Pool Kids Makes Perfect Pop-Rock Songs About Living Online
Like most of us, Christine Goodwyne gets mad online from time to time. Unusually, though, the 27-year-old singer and guitarist of the up-and-coming band Pool Kids has channeled that feeling into a few great pop-rock songs. One of those songs is “Talk Too Much,” the anthemic centerpiece of the band’s self-titled second album, which came out last week; on it, Goodwyne manages to make a virtual argument actually sound fun. On a Tuesday night in June, she and her bandmates—guitarist Andy Anaya, drummer Caden Clinton, and bassist **Nicolette Alvarez—**played it during their show at the Bushwick venue Brooklyn Made, and with group cohesion and incredible musical chops, they got a crowd cheering and dancing to a song about online trolls.
We first met as she sat at the merch table afterward, wearing full early-2000s rock star garb and selling the band’s clever T-shirts and hats that she embroidered herself. A few weeks later, Goodwyne called me from the Chicago apartment she shares with Alvarez after finishing her day job in digital marketing. Wearing glasses and with her hair in a bun, Clark Kent to the onstage superhero, she explained exactly what it was about the internet that helped her channel that universal feeling of frustration.
“I go through all of these different emotions, and I just can’t come up with lyrics about them or how to say them without being so on the nose with them,” she said. “When I’m frustrated and pissed off at the way someone’s behaving themselves on Twitter, for some reason it just flows out of me—all the things I want to say to them. And [a song] is such a good way to say it without just tweeting back.”
She professed a love for TikTok and other social media platforms, and it seems like she is adept at integrating real life and online into her storytelling. One song on the album casually weaves a line about the frustration of being on a group chat with 21 people into a larger narrative about a strained relationship. “It can sound sarcastic, but I’m actually being genuine. I’m trying to say, ‘Listen, I do the same shit, and I’m trying to get better,’” she said. “That’s how I feel about a lot of the angry lyrics. I’m mad, but I also don’t hate you.”
By Kay Dargen.
So, in true emo tradition, Goodwyne writes wise and nimble lyrics about the things she sees around her, and then, with the help of her own considerable musicianship and her talented bandmates, matches them with rousing guitar licks and crashing percussion. The band started performing in 2017, and in July 2018, it released its debut album, Music to Practice Safe Sex To. It lit a slow fuse across the rock internet that eventually ignited when Hayley Williams of Paramore praised them to her 2 million Instagram followers the following April.

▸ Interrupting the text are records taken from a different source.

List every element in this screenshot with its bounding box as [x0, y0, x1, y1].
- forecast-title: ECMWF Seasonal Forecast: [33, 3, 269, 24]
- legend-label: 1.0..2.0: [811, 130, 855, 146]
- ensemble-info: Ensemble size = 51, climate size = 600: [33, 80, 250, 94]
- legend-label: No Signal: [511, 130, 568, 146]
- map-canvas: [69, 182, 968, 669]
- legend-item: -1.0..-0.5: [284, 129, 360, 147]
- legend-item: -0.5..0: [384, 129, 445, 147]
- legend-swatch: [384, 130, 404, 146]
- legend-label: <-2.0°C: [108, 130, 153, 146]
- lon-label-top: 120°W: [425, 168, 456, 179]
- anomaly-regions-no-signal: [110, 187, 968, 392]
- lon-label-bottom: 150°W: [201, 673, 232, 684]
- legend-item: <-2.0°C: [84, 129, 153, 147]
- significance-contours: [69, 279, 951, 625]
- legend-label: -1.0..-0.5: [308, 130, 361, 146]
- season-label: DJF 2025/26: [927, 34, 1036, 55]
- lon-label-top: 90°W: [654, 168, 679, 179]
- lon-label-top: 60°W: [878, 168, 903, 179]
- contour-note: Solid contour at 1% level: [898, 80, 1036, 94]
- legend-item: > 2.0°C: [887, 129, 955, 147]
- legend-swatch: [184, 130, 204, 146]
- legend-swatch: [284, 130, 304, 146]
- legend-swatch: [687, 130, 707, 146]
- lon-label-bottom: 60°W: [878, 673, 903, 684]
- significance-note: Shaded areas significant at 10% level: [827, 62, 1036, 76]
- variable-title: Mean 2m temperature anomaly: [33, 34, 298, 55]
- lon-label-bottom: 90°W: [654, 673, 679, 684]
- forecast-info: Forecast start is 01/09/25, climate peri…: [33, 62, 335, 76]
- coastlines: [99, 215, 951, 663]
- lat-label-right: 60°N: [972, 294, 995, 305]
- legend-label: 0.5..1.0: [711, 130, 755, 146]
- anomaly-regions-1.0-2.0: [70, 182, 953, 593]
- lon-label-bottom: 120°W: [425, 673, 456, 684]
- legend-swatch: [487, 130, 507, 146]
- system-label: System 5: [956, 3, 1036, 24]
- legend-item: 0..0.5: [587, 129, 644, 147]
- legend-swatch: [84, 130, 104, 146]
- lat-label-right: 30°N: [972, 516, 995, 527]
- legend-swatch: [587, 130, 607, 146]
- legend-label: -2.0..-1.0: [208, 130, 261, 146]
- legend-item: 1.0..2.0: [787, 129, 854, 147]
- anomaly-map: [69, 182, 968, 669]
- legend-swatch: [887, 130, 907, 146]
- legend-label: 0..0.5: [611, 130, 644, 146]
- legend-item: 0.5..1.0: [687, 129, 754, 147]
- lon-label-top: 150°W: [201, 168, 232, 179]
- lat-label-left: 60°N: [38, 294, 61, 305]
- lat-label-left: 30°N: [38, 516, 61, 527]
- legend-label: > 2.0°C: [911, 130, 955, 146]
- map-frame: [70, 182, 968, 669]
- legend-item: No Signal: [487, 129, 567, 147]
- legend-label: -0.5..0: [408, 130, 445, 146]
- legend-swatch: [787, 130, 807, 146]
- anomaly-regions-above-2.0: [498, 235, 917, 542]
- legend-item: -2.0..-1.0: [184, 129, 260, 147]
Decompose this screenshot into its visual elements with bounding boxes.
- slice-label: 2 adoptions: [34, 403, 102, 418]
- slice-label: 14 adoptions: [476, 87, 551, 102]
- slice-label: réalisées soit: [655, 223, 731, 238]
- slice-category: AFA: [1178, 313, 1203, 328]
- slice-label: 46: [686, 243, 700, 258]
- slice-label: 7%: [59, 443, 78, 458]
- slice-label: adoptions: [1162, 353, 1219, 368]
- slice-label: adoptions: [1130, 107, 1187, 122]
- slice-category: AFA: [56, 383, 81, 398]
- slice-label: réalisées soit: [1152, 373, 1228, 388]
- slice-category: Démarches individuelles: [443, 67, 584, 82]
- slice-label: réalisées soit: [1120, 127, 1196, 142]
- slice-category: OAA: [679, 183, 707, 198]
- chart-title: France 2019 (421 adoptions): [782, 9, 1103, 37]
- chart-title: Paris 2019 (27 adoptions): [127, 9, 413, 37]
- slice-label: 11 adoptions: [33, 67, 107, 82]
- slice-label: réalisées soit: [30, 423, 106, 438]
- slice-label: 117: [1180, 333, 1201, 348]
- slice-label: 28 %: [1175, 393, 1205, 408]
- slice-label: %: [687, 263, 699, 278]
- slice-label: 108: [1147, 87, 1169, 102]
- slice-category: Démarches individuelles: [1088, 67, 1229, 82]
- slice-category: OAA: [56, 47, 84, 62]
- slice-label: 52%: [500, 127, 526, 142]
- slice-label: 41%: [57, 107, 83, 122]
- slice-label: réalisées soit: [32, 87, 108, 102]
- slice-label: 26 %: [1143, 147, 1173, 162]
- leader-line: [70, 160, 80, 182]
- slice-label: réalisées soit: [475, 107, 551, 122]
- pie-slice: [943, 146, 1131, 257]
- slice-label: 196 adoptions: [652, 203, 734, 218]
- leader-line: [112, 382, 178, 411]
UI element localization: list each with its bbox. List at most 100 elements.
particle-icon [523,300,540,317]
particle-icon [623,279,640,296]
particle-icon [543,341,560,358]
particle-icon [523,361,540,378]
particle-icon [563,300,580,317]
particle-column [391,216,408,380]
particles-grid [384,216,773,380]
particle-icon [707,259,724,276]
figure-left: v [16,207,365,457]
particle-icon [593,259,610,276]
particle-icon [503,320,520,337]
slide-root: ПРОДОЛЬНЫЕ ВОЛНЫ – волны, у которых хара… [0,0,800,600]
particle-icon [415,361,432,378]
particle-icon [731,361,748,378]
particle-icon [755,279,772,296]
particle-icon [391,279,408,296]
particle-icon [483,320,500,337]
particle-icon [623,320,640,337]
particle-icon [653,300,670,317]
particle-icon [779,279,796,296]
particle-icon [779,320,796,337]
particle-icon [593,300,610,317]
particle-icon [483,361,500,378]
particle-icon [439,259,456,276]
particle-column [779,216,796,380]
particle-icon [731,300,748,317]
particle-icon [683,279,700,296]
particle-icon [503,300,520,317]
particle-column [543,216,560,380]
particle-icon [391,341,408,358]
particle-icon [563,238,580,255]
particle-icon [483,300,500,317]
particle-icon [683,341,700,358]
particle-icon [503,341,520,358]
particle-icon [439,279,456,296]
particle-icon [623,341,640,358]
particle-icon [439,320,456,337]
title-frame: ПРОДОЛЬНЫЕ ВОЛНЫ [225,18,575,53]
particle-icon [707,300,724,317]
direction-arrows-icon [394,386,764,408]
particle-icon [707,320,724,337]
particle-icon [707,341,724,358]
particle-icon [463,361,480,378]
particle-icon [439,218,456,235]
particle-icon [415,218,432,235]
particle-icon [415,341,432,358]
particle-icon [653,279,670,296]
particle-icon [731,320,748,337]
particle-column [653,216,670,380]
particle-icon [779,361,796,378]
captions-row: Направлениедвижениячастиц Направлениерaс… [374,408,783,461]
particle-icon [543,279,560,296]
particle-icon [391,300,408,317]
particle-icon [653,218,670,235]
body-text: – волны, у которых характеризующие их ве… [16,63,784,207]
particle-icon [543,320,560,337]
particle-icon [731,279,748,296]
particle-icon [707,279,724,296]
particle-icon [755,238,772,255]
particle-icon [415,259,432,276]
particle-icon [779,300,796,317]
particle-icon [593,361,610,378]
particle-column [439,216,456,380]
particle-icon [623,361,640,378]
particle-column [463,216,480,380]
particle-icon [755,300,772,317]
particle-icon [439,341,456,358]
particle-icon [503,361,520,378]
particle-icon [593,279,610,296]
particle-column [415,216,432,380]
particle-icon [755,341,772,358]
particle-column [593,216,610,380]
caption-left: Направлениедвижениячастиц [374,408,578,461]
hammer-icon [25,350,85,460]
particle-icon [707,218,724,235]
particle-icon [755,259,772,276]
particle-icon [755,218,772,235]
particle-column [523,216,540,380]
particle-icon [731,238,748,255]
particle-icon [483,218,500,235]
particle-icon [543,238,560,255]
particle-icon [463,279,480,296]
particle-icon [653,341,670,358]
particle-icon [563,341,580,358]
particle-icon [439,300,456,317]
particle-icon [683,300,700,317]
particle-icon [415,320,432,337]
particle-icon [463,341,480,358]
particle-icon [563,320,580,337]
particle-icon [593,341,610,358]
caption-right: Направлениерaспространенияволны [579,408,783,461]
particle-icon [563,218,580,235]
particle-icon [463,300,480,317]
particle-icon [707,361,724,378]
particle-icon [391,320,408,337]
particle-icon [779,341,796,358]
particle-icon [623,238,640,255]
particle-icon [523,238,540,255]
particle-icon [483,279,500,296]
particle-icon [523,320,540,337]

They’ve since acquired more influential boosters, like John Darnielle of the Mountain Goats, who told Stereogum that “they make really lovely music” and invited them to open on several of his tour dates in September. Goodwyne said she was honored even if she didn’t completely understand his choice. But their shared penchant for wordy, searching lyrics and songcraft makes the choice a very logical one.
The band’s jaw-dropping skill as musicians is on display the most when Goodwyne and Anaya trade extremely difficult, shredding guitar solos, standing close together and drawing energy off of each other. Goodwyne explained that while she and Anaya both started playing the guitar when they were young, Anaya has more natural skill than she does. (“It doesn’t take away from the fact that he practices a lot!” she hastened to add.)
Goodwyne picked up the instrument at 10 and taught herself a range of songs and advanced skills on YouTube. “I remember being super young and just seeing, like, a guitarist in a beer commercial ripping a solo and being like, That’s going to be me.” But she didn’t start writing songs or realize exactly how much she loved going onstage until she was in college. She said that the songs that wound up on the band’s debut album were some of the first ones she had ever written.